Herdou o ódio ao semáforo e passava grande parte do tempo à janela, a encandear Ximenez com um espelho colorido.
Já entre o jovem médico Paulo e Asdrúbal quase se chegou a vias de facto. O médico passava e
rosnava «Sus, galego». E Asdrúbal, sem
parar de dar ao pedal: «Xó, magarefe!» Uma
tarde, Asdrúbal levantou mesmo a mão e o doutor encurvou-se e enrijou o passo.
Este Dr. Paulo era muito explicativo. Ouvia as
queixas dos doentes, com impaciência, e depois impunha silêncio e começava: «As
doenças são provocadas por vírus ou por bactérias. No primeiro caso, chamam-se
viróticas, no segundo, bacterianas.» E estava horas nisto, até o doente
adormecer. Colegas maliciosos sustentavam que ele praticava a terapia do sono.
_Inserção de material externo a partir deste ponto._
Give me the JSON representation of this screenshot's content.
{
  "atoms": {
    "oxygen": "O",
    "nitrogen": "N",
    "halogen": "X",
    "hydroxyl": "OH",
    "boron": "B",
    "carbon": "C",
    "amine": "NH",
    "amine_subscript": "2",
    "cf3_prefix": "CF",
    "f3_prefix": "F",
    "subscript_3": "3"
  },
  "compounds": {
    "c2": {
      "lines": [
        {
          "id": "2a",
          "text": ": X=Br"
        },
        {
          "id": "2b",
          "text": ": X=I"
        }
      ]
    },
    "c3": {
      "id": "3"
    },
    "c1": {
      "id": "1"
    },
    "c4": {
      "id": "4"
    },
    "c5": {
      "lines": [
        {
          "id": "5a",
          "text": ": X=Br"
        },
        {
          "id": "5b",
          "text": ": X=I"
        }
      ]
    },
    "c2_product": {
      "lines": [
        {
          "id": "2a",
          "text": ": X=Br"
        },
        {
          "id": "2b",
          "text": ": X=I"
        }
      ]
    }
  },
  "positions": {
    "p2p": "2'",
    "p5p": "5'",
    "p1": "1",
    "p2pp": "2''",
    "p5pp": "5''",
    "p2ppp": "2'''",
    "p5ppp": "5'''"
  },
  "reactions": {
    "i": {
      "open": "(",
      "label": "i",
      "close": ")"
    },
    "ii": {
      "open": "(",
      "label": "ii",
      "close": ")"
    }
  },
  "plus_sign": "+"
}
Mas a maioria dos doentes gostava de ouvir explicar. Alguns até faziam
perguntas. Após a consulta, muito à puridade, o Dr. Paulo pedia aos clientes
que passassem pelo homem do semáforo e lhe dissessem: «Arrenego de ti, galego!» Isto foi assim com
Asdrúbal e, mais recentemente, com Paco.
Há dias, vinha do almoço o Dr. Paulo com uma trouxa-de-ovos na mão, e já trazia entredentes o «arrenego!» com que insultaria
o semaforeiro, quando aconteceu o acidente. Ao proceder a um roubo por esticão
um jovem que vinha de mota teve uns instantes de desequilíbrio, raspou por Paco
e deixou-o estendido no asfalto. Era grave. O Dr. Paulo largou ódios velhos,
não quis saber de mais nada e dobrou-se para o sinistrado:
«Isto, em matéria de lesões, elas podem ser provocadas por três espécies de
instrumentos: contundentes, cortantes, ou
perfurantes.»
Uma ambulância levou o Paco antes que o doutor
tivesse entrado no capítulo das «manchas de sangue».
Enganar-se-ia quem dissesse que o semáforo ficou
abandonado. Uma figura de bata branca está todos os dias naquela rua, do nascer
ao pôr do Sol, a accionar o dispositivo, pedalando, pedalando, até à exaustão.
É o Dr. Paulo cheio de remorsos, que quer penitenciar-se,
ser útil, enquanto o Paco não regressa.